Cet aspect du sujet a déjà été traité dans le chapitre sur la colonisation  voir ici

 

 

CONCLUSION

Bidonvilles de la « Zone » en 1912. La Zone était la bande de terrain de 250 mètres tout autour des fortifications de Paris. Il était interdit d’y construire des immeubles en dur mais les victimes de l’exode rural ou les immigrés ne trouvant pas de logement venaient s’y bâtir des cabanes de planches. Le dernier de ces bidonvilles (à Nanterre) n’a été rasé qu’en 1969

La société française des années 1870 à 1914 est d’abord une société en profonde mutation. Mais c’est aussi une société dans laquelle ces mutations sont sources de graves tensions sociales ou politiques : l’exode rural provoque une crise du logement qui se répercute sur les catégories sociales les plus fragiles et qui se renforce du fait des différentes politiques urbaines visant à repousser les ouvriers en périphérie des villes. Cela renforce la ségrégation sociale.

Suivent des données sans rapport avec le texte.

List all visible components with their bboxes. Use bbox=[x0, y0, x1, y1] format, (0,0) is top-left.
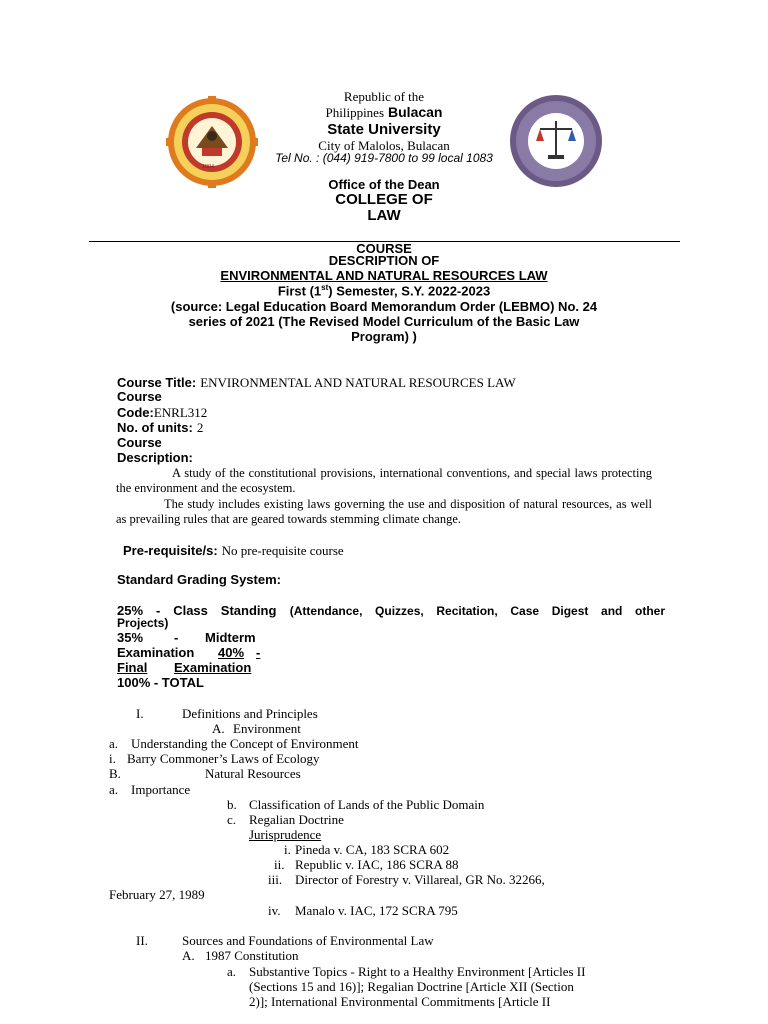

Cette ségrégation est aussi accentuée par les transformations du monde du travail, avec la généralisation du prolétariat et le début de la diffusion du Taylorisme, ainsi qu’avec l’émergence des classes moyennes. L’immigration est aussi un facteur de tension sociale car la main d’œuvre immigrée est très tôt utilisée pour maintenir les salaires à un niveau faible.

Les luttes sociales prennent de l’ampleur au fur et à mesure que la classe ouvrière s’organise en syndicats et en partis politiques. Face à cela, les gouvernements lâchent un peu de lest à partir de la fin des années 1880, mais les conditions de vie et de travail des ouvriers restent très dures jusqu’à la Première Guerre mondiale.

Ce conflit trouve ses principales racines dans la concurrence féroce que se livrent les puissances européennes pour la colonisation de l’Afrique et de l’Asie et pour la domination économique du monde, deux phénomènes que l’on peut regrouper sous le terme d’impérialisme.